Solomon prays for wisdom.

Sunday’s first reading finds King Solomon in prayer. He wants Wisdom who helped build the universe to labor at his side as he builds the temple. Solomon personifies Wisdom as a feminine spirit, very close to God, who was present when God made the world and who knows and understands all things.

Solomon reflects on how hard it is for humans to know God and live as God wills. No one, he concludes, can know God’s intentions without the gift of Wisdom. It is the spirit of Wisdom who straightens the paths of those on earth and saves them.

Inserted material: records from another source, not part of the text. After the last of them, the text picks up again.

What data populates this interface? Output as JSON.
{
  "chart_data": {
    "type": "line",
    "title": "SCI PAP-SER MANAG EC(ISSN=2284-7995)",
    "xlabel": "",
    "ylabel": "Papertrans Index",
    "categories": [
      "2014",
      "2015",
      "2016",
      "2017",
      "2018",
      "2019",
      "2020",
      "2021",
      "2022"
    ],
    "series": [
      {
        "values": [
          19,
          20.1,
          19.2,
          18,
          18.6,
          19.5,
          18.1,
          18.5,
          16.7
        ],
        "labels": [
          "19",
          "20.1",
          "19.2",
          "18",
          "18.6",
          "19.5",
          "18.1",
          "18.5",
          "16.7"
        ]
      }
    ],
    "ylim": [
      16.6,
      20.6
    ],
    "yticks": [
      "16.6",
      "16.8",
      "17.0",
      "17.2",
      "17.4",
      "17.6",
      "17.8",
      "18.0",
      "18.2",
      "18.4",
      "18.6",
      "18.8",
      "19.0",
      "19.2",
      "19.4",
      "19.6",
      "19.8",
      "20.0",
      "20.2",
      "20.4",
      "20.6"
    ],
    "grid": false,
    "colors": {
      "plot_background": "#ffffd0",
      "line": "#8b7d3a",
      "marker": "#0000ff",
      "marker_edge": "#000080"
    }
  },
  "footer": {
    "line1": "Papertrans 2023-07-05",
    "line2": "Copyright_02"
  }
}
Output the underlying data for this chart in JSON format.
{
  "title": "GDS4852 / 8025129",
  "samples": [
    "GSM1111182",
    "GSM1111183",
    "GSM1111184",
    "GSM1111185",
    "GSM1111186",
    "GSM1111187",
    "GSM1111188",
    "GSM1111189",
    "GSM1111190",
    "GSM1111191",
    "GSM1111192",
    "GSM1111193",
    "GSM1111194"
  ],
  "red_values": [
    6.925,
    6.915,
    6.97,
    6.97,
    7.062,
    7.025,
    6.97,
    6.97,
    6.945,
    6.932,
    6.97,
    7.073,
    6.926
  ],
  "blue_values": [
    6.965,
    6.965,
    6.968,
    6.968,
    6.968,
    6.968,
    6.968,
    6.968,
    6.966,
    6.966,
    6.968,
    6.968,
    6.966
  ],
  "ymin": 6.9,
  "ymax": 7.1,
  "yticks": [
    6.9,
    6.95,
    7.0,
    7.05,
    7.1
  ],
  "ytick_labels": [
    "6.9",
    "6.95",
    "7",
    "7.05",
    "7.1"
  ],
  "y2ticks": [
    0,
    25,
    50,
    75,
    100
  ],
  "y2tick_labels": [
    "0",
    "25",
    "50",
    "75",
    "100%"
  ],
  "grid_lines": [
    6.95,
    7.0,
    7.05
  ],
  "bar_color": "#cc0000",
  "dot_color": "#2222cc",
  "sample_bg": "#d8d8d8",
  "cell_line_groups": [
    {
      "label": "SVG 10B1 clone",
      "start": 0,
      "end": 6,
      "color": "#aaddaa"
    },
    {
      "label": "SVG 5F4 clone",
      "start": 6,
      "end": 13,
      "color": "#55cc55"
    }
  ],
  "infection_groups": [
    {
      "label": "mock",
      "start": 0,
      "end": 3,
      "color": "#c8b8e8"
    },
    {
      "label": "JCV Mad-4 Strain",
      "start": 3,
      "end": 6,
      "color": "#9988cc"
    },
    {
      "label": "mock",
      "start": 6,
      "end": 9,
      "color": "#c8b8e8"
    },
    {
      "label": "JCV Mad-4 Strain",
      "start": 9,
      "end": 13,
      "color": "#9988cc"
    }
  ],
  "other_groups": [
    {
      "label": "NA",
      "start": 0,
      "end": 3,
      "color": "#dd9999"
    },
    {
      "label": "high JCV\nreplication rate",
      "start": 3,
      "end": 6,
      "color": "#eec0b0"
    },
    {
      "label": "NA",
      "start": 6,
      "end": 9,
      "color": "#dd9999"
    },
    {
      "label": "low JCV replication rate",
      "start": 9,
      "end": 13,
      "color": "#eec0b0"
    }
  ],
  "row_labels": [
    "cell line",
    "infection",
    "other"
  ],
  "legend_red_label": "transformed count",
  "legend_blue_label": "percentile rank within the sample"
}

Solomon’s prayer raises the difficulty of following God just as the gospel confronts us with the challenge of following Jesus. Like Solomon, we must pray and open ourselves to Wisdom’s guidance and power. Like the gospel that asks us to renounce our possessions, this prayer calls us to get rid of what we think we have in order to make room for what we really need — the spirit of Wisdom who will infuse us with strength to carry on.

Solomon’s Prayer

For who knows God’s counsel?
Who can discern what God wills?
The reasoning of mortals is worthless; our plans likely to fail.
For a perishable body weighs down the soul,
and this earthly tent
burdens the anxious mind.
We can hardly guess at what is on earth and what is at hand we find with labor; but who has traced out what is in the heavens?
Who has learned your counsel,
unless you have given Wisdom and sent your holy spirit from on high?
And thus the paths of those
on earth were set straight.

Wisdom 9.13-18

  • For what wisdom do you ask the Holy Spirit?